Icon View Thread

The following is the text of the current message along with any replies.
Messages 11 to 17 of 17 total
Thread Worse SQL speed for LIKE
Thu, Mar 22 2012 12:46 PMPermanent Link

Tim Young [Elevate Software]

Elevate Software, Inc.

Avatar

Email timyoung@elevatesoft.com

Roy,

<< Just thinking about this again having read Tim's answer. Have you tried
>>

There is an issue with using the text-indexing due to the way that some of
the text is formatted in his CLOB column.  The word-breaking causes breaks
in ways that don't allow it to work for his needs.

Normally, you are 100% correct - optimized CONTAINS first, and then weed
down the results with a LIKE (CONTAINS AND LIKE).

--
Tim Young
Elevate Software
www.elevatesoft.com
Tue, Mar 27 2012 11:34 AMPermanent Link

Rolf Frei

eicom GmbH

Roy

This is something I did try already.

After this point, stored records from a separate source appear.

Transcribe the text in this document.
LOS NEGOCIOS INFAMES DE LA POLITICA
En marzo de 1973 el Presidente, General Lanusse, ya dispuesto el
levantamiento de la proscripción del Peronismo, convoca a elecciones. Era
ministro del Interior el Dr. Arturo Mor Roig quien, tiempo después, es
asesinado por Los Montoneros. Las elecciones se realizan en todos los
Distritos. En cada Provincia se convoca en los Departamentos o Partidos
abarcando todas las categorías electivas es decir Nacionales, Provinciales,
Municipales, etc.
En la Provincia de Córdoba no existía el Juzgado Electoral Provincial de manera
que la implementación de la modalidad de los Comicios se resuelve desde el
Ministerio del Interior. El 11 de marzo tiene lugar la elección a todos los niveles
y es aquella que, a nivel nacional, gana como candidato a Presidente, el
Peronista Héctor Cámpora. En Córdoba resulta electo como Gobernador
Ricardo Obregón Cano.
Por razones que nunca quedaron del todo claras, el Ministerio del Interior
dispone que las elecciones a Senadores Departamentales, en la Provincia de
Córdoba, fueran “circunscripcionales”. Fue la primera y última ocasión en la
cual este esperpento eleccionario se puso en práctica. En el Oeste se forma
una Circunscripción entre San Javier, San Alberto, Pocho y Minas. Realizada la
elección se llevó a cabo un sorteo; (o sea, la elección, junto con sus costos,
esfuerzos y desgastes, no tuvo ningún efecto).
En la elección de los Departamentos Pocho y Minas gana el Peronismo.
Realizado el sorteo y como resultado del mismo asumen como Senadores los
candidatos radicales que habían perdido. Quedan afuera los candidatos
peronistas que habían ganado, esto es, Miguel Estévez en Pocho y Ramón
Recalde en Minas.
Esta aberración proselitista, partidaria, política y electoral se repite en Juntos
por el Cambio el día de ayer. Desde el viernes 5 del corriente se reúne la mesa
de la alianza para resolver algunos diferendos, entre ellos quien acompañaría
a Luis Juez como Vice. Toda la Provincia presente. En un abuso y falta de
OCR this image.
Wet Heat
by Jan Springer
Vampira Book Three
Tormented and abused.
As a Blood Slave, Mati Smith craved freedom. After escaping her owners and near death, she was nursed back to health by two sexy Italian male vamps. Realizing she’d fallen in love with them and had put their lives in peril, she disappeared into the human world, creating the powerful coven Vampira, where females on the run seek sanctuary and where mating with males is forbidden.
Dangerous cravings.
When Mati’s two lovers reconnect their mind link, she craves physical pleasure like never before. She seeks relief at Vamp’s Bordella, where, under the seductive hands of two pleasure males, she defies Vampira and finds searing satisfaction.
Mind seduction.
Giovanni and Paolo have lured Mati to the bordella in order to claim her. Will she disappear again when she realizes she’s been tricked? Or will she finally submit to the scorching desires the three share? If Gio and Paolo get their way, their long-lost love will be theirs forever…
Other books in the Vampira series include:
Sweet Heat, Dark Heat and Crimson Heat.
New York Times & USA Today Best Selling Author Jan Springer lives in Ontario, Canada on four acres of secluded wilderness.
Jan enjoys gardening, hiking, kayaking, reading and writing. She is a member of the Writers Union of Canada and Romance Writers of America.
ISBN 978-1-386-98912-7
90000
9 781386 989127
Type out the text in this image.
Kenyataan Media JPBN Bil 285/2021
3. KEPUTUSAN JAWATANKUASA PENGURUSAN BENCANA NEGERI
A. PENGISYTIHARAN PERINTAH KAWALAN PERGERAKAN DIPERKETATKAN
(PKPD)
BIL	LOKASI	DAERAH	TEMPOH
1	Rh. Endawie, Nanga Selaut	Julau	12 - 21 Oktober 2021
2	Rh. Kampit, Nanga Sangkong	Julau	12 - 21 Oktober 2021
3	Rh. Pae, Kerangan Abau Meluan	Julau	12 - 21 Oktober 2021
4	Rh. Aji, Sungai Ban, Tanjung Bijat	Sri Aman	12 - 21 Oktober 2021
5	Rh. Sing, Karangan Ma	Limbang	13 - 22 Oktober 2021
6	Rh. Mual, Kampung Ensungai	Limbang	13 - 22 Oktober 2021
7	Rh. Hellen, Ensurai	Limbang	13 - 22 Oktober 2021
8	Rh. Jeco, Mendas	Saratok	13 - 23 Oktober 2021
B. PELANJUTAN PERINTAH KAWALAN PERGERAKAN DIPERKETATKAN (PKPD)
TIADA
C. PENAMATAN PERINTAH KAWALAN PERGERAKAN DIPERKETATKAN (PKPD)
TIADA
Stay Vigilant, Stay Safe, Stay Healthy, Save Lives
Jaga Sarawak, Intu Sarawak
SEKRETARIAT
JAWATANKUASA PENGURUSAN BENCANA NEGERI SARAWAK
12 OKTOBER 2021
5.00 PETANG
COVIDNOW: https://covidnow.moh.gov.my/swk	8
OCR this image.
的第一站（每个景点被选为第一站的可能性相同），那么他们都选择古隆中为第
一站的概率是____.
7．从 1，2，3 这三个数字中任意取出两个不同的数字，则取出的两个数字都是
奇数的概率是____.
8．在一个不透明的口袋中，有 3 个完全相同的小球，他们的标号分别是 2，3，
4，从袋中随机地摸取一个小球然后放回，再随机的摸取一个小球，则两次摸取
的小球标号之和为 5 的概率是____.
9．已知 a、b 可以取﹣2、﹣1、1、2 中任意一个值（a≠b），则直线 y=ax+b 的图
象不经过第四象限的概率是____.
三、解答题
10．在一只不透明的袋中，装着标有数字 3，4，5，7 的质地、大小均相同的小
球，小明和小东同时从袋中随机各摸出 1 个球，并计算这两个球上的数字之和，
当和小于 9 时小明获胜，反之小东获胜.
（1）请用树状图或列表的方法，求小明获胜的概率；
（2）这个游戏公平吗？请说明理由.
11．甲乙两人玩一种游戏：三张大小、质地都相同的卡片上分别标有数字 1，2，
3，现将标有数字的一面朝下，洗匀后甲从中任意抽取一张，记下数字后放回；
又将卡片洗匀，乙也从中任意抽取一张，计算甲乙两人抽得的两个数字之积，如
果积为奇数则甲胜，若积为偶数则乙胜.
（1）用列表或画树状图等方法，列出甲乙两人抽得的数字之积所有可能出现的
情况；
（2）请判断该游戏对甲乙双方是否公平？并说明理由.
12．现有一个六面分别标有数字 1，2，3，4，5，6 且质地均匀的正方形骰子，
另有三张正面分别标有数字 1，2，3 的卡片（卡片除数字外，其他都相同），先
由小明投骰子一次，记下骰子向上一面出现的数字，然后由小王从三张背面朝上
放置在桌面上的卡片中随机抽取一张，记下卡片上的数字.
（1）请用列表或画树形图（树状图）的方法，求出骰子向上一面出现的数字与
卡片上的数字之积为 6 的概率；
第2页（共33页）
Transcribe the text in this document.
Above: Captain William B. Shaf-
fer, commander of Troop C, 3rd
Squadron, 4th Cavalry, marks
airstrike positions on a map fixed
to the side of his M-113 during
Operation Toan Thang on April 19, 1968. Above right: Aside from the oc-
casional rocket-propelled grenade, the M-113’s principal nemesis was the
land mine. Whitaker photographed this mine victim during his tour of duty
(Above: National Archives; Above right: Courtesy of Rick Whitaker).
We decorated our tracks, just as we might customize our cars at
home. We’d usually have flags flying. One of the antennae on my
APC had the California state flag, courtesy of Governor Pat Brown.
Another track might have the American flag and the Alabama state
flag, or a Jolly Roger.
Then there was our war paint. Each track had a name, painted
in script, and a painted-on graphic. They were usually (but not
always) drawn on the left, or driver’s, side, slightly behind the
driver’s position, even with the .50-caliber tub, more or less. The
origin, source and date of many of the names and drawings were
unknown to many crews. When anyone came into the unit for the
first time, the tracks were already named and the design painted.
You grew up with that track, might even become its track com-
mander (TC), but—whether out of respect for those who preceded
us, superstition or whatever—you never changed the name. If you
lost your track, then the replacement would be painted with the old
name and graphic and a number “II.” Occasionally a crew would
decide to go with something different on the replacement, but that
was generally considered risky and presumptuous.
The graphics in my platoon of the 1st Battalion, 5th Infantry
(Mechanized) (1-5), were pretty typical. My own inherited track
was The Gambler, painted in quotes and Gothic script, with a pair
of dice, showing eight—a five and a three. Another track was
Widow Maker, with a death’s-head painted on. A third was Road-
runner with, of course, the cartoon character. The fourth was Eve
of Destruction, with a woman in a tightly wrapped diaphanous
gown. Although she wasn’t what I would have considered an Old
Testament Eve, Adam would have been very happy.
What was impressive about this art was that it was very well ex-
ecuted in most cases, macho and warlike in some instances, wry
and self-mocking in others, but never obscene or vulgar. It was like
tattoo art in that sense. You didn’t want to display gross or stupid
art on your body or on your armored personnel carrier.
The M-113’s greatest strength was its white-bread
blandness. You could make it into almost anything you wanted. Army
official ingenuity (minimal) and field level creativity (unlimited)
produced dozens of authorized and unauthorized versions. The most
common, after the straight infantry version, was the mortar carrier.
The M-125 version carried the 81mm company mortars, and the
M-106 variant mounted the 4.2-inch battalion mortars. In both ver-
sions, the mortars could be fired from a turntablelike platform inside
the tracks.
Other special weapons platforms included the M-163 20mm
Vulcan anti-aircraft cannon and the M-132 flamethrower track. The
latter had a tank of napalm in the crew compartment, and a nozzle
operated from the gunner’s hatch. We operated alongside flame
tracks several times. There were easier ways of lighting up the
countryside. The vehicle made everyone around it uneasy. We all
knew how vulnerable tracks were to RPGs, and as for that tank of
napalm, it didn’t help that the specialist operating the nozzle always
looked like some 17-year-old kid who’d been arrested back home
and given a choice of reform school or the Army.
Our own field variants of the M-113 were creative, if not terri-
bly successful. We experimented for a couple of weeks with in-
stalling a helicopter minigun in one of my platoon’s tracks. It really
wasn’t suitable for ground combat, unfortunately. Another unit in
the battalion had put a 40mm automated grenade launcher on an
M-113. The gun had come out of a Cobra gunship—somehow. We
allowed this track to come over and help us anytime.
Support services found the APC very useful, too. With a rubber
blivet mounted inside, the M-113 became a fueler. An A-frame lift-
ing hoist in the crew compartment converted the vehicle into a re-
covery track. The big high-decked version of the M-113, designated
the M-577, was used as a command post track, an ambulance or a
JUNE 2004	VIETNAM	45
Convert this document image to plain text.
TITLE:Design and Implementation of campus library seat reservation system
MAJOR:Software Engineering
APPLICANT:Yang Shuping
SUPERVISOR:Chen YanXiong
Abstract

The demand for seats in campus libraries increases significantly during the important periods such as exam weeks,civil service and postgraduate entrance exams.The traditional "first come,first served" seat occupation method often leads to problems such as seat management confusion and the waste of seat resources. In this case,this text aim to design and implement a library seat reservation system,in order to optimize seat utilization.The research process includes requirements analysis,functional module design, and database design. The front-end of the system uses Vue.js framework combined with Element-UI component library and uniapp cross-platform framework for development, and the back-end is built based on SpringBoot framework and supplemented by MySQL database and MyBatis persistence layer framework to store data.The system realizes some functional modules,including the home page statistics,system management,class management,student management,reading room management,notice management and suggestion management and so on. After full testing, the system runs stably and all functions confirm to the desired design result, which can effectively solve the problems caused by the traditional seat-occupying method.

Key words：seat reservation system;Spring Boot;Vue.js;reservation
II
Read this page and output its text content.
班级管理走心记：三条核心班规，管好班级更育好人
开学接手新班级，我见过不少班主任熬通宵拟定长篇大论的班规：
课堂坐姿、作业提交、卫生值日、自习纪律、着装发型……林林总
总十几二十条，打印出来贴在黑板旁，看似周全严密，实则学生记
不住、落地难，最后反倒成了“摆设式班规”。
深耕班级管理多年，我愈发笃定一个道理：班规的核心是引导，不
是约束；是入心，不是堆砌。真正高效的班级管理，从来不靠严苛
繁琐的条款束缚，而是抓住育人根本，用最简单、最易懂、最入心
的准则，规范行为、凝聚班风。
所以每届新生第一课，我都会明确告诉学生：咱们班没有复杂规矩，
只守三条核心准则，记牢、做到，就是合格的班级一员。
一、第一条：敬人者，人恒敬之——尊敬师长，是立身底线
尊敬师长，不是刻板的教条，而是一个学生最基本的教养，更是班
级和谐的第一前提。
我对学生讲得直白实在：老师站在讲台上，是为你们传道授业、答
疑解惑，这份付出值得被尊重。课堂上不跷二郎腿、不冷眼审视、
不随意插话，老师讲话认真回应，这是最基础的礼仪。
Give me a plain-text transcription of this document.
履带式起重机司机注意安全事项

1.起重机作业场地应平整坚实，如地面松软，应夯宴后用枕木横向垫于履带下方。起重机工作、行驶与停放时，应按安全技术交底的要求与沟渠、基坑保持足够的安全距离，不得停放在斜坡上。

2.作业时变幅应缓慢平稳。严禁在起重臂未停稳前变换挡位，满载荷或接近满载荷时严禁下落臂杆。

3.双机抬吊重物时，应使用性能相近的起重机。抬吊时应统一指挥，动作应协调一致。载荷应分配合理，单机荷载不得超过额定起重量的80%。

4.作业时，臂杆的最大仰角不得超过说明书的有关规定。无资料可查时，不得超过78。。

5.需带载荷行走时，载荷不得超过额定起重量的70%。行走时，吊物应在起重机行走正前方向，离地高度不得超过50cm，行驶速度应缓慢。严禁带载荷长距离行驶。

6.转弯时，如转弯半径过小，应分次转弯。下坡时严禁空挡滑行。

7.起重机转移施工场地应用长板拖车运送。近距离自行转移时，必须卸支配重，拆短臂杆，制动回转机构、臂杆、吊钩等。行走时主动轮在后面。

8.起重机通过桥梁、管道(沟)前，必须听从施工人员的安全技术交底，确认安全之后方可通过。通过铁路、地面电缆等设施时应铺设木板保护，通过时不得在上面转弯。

This makes no real difference to the
LIKE SQL. The Text Index doesn't help anything noticable for this type of
SQL searches. I would try it with Info CONATAINS 'akku*' to get better
results, but sadly this is still much to slow. In my case the sample 11'000
records table is by far not the biggest and if it takes that long with it,
it would take forever on one table with 80'000 parts, which one of my
customers will have soon. Contains and Text Indexes only work fast in EDB if
the exact word is searched like Info CONTAINS 'akku', but that is returrning
to less records and is not usabel in practice this way.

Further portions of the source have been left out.